All this is undoubtedly hope-inducing, but Corona and the current conflict in Europe teach us that it's a grave mistake to sit on one's laurels.

Complacency can be a killer, and anything that currently appears to be solid may soon become shambolic.

The Ukraine conflict, just after Corona, has had a deleterious impact on the world, creating a sharp polarisation. The disruption of the global supply chain has upended markets everywhere, with the nearest ferment in Sri Lanka – once deemed an economic miracle.

As a South Asian neighbour, Bangladesh should try her best to assist Sri Lanka, but the island nation's economic meltdown must also work as a cautionary tale.

In short, few economies are fortified now, no matter how unassailable they may look for the time being. Therefore, contingency plans have to be made keeping possible disasters in mind.

Bangladesh's contribution to the overseas market, especially in the Middle East and other Asian nations, is laudable. However, most workers fall under the blue-collar category. There is every possibility that more skilled white-collar workers may be required in the days to come, and this is where we need to focus.

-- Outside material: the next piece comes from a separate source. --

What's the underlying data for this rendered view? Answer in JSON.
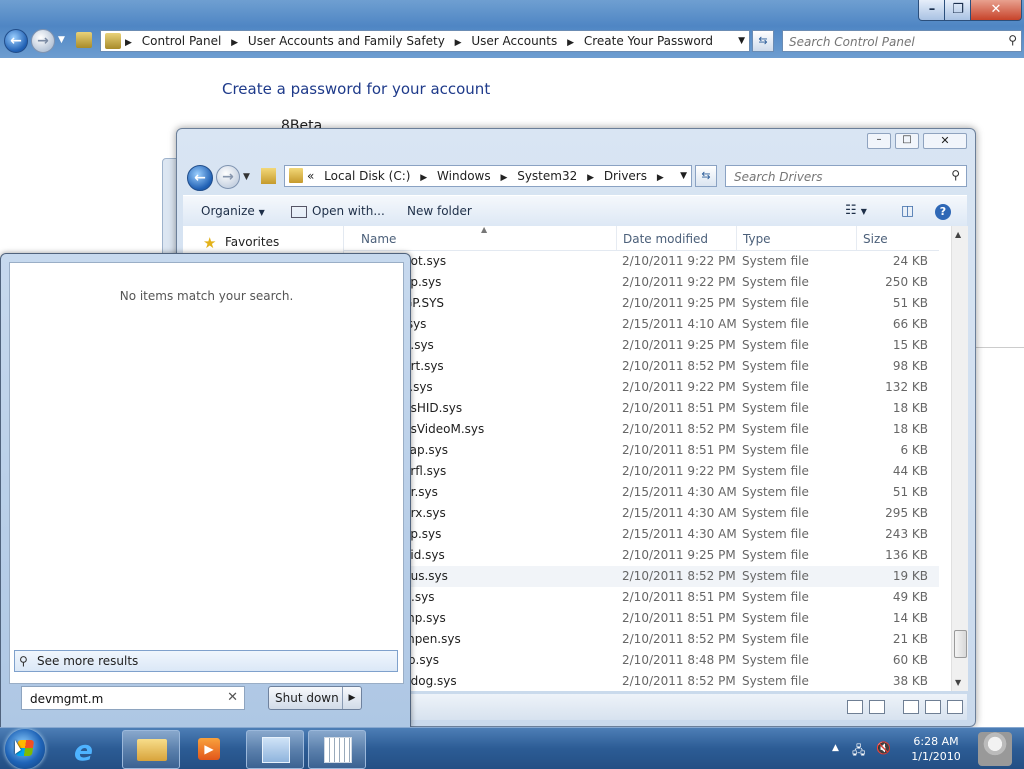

Even for blue collar workers, the skill level enhancement is an area that needs more attention with special emphasis on communication and IT.

Since there is a war raging in Europe with an uncertain future as to when it will end, one certainty is that the top priority should be to fortify one's economy in a sharply divided globe. This means the government has to create a lucrative investment environment to lure Bangladeshis settled in Western countries, especially in Britain, Canada, and the USA.

While most remittance comes from Asia, the in-flow of dollars from Western states is comparatively low. People who migrated to these nations tend to invest in overseas markets rather than in Bangladesh.

To counter this, the government can chalk out specific incentive plans, including the privilege of special economic zones, CIP status, bank loans under easy conditions, and tax remissions. All loans under this category will be awarded after proper due diligence to avoid defaulting and money laundering.

With some strategic planning, remittance in the future can continue to rise, despite international political imbroglios.